Mary Magdalene comforted Jesus in transit with the cross, and at the cross, long after His male disciples fled. It is unclear if she acted as someone in love, or simply out of love. Profane feelings and sacred commitments will often look the same on someone’s face, her’s ridden with the pathos of man, often chiseled with chiaroscuro’s binary of light and dark. Her complicated role in Jesus’ life has been reduced by doubtfuls to her simply being a whore, which is at once both arrogantly dismissive and a male fantasy. Virgin Mary is a conceptual breeder, the idea of a mother. It is Mary Magdalene who inherited the former’s maternal role, which may explain Momma’s boys’ unrealistic expectations of their partners. That His impossible mother and improbable lover shared the same name is so Oedipal they may as well be edible. Denied omnipresence, “Mary” becomes simultaneous: a mother, virgin, and whore. It is unclear if “marry” is a etymological corruption of Mary, though Mari is a “young wife” in Sanskrit. “The Assumption” is an ecclesiastical description of the Virgin Mary being taken into the heavens at the end of her earthly life; that this is ironically an assumption may be lost on some ecstatic believers.
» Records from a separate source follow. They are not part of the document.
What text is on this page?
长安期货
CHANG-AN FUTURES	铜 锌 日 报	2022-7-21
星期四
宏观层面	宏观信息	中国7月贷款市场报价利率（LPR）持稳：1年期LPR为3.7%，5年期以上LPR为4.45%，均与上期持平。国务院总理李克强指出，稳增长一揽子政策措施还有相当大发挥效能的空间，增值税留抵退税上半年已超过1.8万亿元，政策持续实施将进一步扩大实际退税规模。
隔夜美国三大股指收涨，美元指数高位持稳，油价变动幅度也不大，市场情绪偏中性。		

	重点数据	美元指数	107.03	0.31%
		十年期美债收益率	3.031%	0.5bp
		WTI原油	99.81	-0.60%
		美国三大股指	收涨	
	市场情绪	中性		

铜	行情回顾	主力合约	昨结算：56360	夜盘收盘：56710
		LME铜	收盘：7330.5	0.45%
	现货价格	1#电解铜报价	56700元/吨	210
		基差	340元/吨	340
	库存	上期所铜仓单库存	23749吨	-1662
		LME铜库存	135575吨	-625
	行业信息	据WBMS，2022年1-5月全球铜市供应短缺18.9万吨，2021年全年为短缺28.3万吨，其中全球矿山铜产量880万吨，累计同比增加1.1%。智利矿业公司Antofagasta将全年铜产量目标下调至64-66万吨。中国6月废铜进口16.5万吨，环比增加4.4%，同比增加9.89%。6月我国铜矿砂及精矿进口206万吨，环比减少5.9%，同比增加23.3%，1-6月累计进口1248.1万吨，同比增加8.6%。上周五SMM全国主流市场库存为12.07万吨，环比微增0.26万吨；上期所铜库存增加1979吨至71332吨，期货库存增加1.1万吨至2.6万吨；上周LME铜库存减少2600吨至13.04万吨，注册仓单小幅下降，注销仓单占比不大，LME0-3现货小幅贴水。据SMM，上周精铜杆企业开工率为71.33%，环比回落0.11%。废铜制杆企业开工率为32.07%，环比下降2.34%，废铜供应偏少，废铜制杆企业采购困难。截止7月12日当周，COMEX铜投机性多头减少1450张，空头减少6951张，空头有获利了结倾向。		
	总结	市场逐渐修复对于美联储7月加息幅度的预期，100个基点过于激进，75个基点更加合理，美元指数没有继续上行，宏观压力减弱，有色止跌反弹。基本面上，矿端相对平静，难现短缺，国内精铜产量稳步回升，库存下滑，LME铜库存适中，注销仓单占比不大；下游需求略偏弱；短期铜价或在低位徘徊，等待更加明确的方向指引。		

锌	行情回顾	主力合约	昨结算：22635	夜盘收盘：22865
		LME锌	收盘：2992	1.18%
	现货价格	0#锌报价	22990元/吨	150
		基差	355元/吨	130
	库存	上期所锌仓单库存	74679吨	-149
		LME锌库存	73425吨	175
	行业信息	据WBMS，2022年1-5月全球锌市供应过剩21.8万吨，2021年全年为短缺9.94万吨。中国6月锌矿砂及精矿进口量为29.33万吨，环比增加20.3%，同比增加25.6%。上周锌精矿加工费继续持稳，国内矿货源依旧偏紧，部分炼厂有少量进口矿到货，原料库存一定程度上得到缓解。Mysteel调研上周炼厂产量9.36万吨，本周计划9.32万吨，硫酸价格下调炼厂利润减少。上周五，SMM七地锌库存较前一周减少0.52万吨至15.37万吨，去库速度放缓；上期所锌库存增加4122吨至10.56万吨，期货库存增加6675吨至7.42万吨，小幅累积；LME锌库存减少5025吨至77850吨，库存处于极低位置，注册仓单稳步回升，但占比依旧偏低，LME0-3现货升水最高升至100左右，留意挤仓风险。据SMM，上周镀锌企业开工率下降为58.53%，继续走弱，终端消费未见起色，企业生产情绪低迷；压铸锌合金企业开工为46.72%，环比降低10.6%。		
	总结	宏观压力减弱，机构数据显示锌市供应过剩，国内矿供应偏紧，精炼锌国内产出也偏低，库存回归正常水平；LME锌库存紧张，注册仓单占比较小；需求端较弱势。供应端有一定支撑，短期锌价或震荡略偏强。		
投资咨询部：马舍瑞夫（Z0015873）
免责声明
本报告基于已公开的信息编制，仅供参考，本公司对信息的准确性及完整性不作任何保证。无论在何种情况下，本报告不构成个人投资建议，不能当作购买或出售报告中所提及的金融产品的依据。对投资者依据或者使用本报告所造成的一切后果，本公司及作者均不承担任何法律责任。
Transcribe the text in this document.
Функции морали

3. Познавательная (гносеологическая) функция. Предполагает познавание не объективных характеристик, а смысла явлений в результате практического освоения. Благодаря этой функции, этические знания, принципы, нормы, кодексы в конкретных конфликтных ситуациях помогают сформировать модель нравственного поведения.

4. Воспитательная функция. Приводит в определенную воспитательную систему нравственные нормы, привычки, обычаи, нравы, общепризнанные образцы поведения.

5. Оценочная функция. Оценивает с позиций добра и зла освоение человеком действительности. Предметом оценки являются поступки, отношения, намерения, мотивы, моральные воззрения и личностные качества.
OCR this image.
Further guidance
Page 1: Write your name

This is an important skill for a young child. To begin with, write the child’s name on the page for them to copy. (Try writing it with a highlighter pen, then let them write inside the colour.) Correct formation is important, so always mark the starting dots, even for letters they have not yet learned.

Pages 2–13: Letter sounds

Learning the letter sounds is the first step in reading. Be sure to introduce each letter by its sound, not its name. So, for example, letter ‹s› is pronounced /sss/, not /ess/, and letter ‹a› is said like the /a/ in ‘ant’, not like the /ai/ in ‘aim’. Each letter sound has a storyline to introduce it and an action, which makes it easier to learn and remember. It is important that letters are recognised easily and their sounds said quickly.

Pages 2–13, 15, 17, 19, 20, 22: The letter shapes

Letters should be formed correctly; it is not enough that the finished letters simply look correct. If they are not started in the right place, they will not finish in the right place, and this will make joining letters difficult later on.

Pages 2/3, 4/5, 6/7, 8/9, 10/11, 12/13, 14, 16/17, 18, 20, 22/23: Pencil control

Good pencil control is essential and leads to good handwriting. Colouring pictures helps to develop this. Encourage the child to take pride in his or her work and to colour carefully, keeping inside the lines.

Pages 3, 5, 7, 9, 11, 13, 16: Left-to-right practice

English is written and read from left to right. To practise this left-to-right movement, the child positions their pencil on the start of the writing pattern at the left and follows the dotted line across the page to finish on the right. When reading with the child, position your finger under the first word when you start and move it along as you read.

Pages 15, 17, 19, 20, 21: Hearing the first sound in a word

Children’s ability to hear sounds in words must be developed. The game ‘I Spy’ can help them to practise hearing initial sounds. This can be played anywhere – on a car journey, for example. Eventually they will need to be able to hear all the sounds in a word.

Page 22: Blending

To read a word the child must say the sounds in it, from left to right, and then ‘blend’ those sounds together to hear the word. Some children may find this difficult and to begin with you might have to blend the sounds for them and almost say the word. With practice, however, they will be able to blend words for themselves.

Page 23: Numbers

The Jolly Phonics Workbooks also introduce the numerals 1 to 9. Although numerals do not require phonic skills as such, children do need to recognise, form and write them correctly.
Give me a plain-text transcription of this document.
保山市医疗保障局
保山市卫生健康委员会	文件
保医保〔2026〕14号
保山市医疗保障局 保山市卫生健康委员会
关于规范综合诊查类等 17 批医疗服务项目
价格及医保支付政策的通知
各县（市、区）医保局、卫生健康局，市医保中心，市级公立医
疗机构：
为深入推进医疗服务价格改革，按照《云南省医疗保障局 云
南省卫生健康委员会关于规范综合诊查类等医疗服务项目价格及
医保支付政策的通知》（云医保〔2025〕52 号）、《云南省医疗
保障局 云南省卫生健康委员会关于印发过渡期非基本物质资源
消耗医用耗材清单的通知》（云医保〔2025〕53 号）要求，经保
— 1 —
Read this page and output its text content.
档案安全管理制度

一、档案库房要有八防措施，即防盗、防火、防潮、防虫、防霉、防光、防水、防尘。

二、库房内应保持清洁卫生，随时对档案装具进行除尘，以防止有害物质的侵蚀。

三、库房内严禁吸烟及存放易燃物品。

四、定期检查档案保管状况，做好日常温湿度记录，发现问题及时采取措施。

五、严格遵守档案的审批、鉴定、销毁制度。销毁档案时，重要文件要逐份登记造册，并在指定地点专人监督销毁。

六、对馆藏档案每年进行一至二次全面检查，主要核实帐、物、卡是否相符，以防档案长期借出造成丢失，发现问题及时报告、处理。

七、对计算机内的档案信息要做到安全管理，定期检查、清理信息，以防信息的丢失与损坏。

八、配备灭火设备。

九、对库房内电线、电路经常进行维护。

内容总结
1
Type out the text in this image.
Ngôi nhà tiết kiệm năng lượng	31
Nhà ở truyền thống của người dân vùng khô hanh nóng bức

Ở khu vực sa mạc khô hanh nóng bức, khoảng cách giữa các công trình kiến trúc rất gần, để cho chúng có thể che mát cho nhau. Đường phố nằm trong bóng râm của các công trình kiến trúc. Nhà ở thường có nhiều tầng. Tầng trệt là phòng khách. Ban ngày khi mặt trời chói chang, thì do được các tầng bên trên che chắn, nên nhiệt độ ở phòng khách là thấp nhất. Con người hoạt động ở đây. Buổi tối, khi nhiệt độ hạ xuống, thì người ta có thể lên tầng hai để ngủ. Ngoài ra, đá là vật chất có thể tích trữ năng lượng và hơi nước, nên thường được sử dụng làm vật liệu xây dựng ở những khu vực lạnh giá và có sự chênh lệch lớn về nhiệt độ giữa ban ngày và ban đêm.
Cameron Diaz’s performance as contemporary Mary is mild but adequate, for her true meaning lies not in her face, but in the faces of her many futile suitors. Creeps and weirdos hash it out in her apartment in the end, confessing to the stalkerish ways that led them there. The idea of love is a lonely thing that drives one to seek an idea of its completion. Men often define who a woman is, ring the doorbell to fuck it, and are unhappy with who opens the door. There’s Something About Mary is a sad movie about the thoughtlessness and underlining violence of male desire — symbolized as a thick load in bangs stiffly rendered into Hokusai’s wave. AMC played it back-to-back last night for its 15th year anniversary, and I was stunned by how much time had passed in my life. I’ve probably watched it two or three times each year, every year, in that accidental way when you’re lying on the couch in front of a TV, in a daily serialization of your life that skipped primetime and went straight to syndication. The movie ends with a happy ending that would never happen: Ted resigns to a nobler Magdalenian love, basically giving up and handing her off to Brett Favre, in awkward cameo. Ted cries like a girl, and the girl comes out. The credits role in a shrunken window as the movie begins again. Sartre said we are imprisoned by the very choices which make us free. I guess I’ve chosen to continue paying Comcast for cable, to try to find old manners in new ways. A palm reader would look at His bloody hand, a hole as tight as an ass, and erroneously give Him a future of near death. He’d arise a few days later with a book deal. People would here on out call his name in ecstasy and pain. In moments of sheer terror and complete boredom. I hope my palm reader is wrong too.